E foi isso que aconteceu. Em todas as nossas interações com os judeus da Austrália no decorrer dos anos, eram os judeus da Rússia que se sentiam particularmente em um lar quando vinham para nossa casa.

Em 1986, após estarmos na Austrália por seis anos, o Rebe iniciou uma campanha para aumentar a atividade Chabad no mundo inteiro. Ele emitiu uma diretiva para expandir programas para crianças e idosos, e para abrir centros de Torá e prece onde quer que houvesse uma comunidade judaica, O Rebe falou sobre isso ao final de Chanucá e ele queria uma resposta, junto com fotos, em Dez de Tevet. Aquilo significava basicamente que tínhamos uma semana para fazer isso!

Naquela época, Chabad de Melbourne tinha uma yeshivá, que incluía uma sinagoga, mas não havia um centro Chabad nas redondezas. Ao ouvir aquilo que o Rebe disse, falei com meus colegas: “Olhem, a alguns minutos de distância, em Bentleigh, há um grande bairro judaico sem quaisquer serviços judaicos.” E eles decidiram se juntar e iniciar um Beit Chabad ali.

Mas não sabíamos o que fazer ou como começar. Deveríamos comprar uma casa ou uma loja?
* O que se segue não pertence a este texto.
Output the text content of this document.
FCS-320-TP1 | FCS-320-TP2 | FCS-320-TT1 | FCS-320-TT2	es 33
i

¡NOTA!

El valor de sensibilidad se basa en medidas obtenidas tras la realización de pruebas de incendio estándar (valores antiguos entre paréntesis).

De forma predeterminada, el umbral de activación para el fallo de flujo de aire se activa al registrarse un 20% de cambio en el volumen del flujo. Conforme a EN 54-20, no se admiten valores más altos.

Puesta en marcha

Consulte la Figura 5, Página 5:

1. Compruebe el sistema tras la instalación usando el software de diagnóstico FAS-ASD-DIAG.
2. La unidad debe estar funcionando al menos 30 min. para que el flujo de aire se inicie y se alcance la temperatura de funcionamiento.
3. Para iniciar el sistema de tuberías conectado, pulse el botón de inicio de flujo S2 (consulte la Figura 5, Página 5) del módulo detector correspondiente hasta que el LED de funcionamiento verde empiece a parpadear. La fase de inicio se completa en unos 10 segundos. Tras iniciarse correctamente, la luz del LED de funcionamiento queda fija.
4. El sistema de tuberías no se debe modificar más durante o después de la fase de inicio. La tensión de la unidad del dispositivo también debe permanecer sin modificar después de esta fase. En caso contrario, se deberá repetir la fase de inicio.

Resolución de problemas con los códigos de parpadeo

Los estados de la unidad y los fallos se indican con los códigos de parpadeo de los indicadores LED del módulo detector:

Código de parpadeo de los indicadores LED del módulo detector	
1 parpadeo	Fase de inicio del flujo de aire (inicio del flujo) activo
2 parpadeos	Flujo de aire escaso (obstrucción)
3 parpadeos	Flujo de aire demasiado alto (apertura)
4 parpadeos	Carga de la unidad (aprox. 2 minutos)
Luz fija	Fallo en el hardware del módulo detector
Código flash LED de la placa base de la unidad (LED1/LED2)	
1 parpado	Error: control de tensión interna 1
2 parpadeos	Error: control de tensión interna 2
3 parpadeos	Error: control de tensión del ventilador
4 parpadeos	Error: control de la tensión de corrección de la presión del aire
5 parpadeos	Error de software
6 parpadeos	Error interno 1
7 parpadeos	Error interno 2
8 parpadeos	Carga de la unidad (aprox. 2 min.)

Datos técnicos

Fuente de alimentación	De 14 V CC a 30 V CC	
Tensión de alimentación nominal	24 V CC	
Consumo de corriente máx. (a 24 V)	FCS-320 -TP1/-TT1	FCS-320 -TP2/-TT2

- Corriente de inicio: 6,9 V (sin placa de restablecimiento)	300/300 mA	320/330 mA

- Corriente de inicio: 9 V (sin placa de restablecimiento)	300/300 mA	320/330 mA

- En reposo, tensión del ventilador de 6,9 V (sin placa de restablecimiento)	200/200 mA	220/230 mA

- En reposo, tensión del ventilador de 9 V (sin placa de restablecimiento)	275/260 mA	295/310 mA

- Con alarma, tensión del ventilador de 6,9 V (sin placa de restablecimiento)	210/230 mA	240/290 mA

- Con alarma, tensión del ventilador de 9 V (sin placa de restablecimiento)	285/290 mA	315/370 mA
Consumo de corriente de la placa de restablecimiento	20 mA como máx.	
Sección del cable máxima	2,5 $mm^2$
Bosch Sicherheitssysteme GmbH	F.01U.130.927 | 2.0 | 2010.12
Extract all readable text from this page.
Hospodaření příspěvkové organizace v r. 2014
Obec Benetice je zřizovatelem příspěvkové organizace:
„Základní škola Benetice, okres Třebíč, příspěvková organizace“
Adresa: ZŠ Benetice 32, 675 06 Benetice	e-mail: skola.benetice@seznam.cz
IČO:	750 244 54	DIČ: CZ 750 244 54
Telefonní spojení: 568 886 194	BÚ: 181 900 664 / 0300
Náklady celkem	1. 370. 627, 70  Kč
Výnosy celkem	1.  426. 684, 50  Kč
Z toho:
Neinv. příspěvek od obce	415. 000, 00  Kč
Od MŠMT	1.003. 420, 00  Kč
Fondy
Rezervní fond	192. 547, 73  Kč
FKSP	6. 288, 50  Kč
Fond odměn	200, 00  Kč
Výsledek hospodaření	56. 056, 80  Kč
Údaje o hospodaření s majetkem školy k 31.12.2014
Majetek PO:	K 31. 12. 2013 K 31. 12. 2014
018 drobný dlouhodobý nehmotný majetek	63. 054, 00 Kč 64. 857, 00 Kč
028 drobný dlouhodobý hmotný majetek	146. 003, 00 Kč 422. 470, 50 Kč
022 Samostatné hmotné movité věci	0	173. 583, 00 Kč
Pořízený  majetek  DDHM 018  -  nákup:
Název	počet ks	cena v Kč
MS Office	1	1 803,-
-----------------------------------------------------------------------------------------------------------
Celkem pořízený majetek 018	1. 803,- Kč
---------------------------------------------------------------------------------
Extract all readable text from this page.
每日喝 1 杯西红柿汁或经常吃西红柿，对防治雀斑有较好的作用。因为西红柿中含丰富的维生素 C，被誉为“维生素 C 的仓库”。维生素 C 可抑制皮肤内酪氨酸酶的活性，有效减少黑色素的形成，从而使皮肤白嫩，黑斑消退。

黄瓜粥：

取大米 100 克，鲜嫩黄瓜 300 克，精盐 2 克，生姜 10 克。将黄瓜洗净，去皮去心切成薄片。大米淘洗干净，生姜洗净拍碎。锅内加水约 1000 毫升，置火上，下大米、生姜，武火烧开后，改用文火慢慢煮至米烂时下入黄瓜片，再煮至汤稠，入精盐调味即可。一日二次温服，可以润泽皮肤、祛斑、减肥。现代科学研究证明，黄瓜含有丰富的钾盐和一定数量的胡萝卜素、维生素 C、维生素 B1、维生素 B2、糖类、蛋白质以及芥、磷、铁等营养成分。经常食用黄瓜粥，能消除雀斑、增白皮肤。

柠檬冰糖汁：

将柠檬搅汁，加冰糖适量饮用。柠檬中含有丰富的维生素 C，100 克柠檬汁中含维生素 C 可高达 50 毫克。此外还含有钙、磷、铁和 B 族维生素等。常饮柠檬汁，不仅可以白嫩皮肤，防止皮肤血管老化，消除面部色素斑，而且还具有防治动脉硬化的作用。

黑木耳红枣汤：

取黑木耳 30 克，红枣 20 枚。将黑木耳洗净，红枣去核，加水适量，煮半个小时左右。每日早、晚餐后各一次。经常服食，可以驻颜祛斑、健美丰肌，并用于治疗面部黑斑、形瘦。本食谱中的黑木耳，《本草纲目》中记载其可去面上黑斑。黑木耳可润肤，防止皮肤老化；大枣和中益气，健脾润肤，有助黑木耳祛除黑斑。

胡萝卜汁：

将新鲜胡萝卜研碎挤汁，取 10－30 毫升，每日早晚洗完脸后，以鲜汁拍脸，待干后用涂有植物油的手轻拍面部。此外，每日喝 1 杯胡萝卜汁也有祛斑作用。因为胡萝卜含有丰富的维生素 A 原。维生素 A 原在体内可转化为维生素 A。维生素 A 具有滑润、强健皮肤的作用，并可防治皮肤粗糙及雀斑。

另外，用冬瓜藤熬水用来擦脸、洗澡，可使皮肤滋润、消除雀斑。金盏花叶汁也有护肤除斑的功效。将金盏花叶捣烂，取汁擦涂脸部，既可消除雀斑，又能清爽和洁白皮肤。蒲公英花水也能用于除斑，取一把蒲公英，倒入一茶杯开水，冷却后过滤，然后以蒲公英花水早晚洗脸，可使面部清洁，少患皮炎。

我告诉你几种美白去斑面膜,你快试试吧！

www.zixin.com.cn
Mas nos sentíamos obrigados a não desapontar o Rebe, portanto fomos em frente e compramos uma casa com dois quartos, embora não tivéssemos tempo para planejar exatamente como seria dirigida.

Nos apressamos, e antes do dia marcado, Dez de Tevet, pudemos relatar ao Rebe sobre a compra e enviamos a ele uma foto do edifício que compramos.

O Rebe respondeu com um cheque de cem dólares e uma bênção para mais sucesso. Quanto à instrução do Rebe, um livro intitulado “Que Haja Luz” foi impresso e estou orgulhoso por dizer que inclui as fotos do nosso imóvel recém adquirido.

O Rebe respondeu com um cheque de cem dólares e uma bênção para obter mais sucesso. De acordo com as instruções do Rebe, um livro intitulado” Let There Be Light” [Que Haja Luz] foi impresso e tenho orgulho de dizer que inclui a imagem de nosso prédio recém-adquirido.

O nosso foi o primeiro Beit Chabad a ser aberto em uma comunidade australiana que não tinha tido nenhum serviço judaico. Quando adquirimos a casa, pensávamos que era algo grande, mas em pouco tempo o local se tornou tão popular que tivemos de nos mudar para um lugar maior. E então a ideia brotou dali – o estabelecimento do nosso Beit Chabad que abriu as portas para muitos outros Beit Chabad e atividades.

Em resposta ao pedido do Rebe fomos do nada para as dezenas de Casas Chabad que se espalharam em toda a Austrália no decorrer dos últimos trinta anos.